The Virginia Creeper Rails Trail travels for 34 miles total, from end to end. Starting in Abington, Va and ending at the North Carolina border. Damascus Virginia is the exact half way point in the trail. If you wish a less stepper climb, take the trail towards Abington. Damascus is also famous for those hiking the Appalachian Trail, part of the Appalachian Trail actually follows the Virginia Creeper Rail Trail . . . SeeMore has now done some of the Appalachian Trail! Riding this trail is like taking a hike in the mountains on your bike. It is BEAUTIFUL, following the Whitetop Laurel River almost all of the time. If you seek views of wildlife, mountain laurel, birds, christmas tree farms, beautiful waterfalls, ride this treasure. The trail's wide graveled stone path crosses many bridges as it curves through the mountains. Along the trail are a number of rest room facilities, and there seems like there are plenty places to eat (during the busy months). You will pass hikers (some going up Mount Rogers, some enjoying the Appalachian Trail) and horse riders. There was very little bike traffic on the day we rode, due to off season. Although this trail is promoted as a mountail bike trail any bike with hybrid or non "street/road" specific tires will do well on the trail surfaces.

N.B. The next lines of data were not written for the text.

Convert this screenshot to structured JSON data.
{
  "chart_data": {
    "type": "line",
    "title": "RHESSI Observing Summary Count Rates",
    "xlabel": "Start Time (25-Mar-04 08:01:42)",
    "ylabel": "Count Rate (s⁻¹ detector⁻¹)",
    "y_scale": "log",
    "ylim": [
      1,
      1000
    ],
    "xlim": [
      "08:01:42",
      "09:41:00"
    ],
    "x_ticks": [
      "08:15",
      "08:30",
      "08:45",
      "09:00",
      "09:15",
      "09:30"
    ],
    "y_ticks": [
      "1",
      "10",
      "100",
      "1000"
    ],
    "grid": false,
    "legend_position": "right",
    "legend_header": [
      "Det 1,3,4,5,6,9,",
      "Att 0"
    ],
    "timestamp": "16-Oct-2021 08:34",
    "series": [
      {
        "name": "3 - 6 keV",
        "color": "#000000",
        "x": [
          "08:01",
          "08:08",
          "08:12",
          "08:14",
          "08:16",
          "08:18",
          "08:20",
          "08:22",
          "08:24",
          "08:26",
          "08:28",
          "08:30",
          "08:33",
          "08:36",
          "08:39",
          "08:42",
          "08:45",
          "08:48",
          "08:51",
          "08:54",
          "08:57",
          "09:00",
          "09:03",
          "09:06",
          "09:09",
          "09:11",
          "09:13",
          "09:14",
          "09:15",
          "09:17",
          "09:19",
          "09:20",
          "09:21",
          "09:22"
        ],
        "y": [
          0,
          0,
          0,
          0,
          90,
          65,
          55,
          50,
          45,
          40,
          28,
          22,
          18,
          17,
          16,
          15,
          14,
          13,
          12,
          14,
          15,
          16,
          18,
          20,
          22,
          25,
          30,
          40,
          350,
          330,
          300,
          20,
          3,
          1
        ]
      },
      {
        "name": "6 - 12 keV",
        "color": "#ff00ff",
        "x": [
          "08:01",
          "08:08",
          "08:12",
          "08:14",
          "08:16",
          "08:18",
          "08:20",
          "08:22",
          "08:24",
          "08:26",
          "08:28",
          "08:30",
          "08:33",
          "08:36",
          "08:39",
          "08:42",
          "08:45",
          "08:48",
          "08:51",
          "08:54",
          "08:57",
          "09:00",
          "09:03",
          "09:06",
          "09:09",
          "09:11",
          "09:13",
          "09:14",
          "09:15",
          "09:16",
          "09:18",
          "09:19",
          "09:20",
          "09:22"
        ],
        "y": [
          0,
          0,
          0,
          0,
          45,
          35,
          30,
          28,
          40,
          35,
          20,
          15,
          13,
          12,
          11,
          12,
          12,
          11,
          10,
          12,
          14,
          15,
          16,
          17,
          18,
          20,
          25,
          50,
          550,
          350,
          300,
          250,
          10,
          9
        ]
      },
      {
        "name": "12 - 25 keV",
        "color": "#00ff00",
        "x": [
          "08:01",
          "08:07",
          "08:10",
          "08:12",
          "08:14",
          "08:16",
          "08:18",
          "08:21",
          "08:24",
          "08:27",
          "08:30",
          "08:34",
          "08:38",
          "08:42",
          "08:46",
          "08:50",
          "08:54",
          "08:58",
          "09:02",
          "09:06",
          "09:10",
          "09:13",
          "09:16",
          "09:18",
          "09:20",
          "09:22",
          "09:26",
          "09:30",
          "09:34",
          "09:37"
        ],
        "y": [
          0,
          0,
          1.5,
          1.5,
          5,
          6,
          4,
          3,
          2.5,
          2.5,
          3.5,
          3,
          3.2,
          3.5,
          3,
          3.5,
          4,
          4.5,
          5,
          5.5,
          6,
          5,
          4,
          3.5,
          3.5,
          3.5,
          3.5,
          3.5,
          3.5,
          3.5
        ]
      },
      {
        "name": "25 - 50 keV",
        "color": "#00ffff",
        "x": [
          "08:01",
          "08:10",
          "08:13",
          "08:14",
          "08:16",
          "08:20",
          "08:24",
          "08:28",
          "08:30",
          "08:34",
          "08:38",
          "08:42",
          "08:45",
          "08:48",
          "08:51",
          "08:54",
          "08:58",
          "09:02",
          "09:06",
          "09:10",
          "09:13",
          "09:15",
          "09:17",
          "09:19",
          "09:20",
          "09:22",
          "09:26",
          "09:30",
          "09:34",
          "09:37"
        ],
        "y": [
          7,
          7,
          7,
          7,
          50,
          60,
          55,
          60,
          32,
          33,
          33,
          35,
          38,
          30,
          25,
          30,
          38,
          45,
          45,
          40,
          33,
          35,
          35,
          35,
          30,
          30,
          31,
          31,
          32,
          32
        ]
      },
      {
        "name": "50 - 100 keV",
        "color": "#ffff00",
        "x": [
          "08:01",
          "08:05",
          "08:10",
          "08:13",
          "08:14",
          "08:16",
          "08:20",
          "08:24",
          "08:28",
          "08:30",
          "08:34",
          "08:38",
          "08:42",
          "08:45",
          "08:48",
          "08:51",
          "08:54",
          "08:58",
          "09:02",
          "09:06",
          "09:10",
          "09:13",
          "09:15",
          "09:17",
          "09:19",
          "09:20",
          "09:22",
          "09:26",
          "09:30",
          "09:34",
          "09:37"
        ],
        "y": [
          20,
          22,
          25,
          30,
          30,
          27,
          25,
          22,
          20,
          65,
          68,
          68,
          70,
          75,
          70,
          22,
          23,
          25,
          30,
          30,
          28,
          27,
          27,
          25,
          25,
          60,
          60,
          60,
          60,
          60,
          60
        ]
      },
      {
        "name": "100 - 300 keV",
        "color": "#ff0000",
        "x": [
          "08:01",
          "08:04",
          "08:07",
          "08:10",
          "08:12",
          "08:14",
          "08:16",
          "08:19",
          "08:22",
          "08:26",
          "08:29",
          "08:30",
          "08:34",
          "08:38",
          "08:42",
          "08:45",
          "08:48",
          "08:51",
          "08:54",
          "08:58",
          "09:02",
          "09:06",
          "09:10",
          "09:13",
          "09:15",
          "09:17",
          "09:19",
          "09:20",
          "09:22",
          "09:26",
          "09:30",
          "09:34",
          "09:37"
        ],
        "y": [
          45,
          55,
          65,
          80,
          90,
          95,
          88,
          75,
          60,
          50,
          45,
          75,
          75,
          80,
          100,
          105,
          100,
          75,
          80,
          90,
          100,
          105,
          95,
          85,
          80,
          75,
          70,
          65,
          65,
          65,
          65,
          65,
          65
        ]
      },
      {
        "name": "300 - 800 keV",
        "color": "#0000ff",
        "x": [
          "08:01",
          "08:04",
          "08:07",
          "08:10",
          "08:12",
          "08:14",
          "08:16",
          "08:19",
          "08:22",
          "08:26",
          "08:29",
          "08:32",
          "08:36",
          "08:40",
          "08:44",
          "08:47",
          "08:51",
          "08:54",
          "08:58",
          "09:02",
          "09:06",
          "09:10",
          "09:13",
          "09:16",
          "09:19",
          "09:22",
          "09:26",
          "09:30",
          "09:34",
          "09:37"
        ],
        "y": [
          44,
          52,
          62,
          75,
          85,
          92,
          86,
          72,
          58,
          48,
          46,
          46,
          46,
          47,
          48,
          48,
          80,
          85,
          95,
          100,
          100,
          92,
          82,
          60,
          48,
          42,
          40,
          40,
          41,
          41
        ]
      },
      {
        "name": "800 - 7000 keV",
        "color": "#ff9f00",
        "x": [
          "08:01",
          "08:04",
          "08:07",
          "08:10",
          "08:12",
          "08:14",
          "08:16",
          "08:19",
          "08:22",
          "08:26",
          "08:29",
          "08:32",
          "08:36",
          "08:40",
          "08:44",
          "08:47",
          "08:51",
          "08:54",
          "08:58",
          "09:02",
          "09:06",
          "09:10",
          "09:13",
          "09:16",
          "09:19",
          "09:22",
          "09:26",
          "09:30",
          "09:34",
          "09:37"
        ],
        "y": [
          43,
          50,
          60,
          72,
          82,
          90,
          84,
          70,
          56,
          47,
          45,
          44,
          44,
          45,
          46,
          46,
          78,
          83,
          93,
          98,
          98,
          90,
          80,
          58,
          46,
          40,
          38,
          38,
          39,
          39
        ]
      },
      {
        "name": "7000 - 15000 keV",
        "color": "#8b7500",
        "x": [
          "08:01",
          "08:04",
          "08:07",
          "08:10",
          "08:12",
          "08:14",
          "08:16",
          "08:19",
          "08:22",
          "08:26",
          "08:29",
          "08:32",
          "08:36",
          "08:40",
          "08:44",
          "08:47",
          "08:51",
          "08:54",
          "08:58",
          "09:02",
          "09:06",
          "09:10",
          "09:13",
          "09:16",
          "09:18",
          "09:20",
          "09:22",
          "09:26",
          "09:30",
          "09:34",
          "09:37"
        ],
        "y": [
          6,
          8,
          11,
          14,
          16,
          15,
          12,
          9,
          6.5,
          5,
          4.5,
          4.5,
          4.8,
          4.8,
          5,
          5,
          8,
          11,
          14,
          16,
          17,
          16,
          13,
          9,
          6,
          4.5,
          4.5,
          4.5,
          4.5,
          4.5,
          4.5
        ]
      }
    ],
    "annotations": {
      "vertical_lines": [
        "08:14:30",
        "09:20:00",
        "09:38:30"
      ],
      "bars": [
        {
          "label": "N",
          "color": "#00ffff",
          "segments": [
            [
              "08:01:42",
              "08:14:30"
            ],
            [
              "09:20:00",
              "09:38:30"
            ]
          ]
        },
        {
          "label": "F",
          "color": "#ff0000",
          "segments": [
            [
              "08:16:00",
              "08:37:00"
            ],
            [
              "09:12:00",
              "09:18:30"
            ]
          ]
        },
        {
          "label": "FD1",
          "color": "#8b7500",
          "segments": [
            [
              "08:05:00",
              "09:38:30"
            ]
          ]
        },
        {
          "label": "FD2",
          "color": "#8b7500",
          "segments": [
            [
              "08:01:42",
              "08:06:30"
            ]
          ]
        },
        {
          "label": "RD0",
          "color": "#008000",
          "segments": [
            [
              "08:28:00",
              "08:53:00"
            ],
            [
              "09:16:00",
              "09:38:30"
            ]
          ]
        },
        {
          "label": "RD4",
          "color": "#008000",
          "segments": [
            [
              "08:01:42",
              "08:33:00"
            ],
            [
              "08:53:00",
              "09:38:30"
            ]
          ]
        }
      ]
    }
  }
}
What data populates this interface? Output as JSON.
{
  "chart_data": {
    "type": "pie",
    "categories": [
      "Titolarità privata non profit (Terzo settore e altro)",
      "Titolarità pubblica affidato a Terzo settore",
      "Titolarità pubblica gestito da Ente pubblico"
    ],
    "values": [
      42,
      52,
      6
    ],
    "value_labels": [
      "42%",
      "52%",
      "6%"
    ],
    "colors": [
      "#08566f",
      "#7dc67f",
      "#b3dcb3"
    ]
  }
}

There are (eye count) 5 bike rental companies in Damascus which allow you to not only rent bikes, but will take you to the Whitetop parking lot (or Abington), so you can have a very easy 17 mile ride back to Damascus. SeeMore would have none of that, being the thoroughbred that he is. The climb out of Damascus had grades from 2 percent to 5 percent . The steepest grades located towards the Whitetop end of the trail. It took our "out of shape bodies" about 3 hours to climb the 17 miles, and about an hour to go down. Of course, Sammie in the trailer didn't want to help pedal up hill!
We had lunch at the Whitetop staging / parking lot. On our return journey back to Gulliver, we did not pedal for about the first 5 miles. We had to pick up our pace a bit near the Green Cove Station, as we were chased by what we previously had thought was a big "dead white sheep" which actually turned out to be a very large newfoundland dog. . . who gave SeeMore and a barking Sammie a chase!
So if you in the area, make sure you get on your pedals and enjoy this Virginia Gem.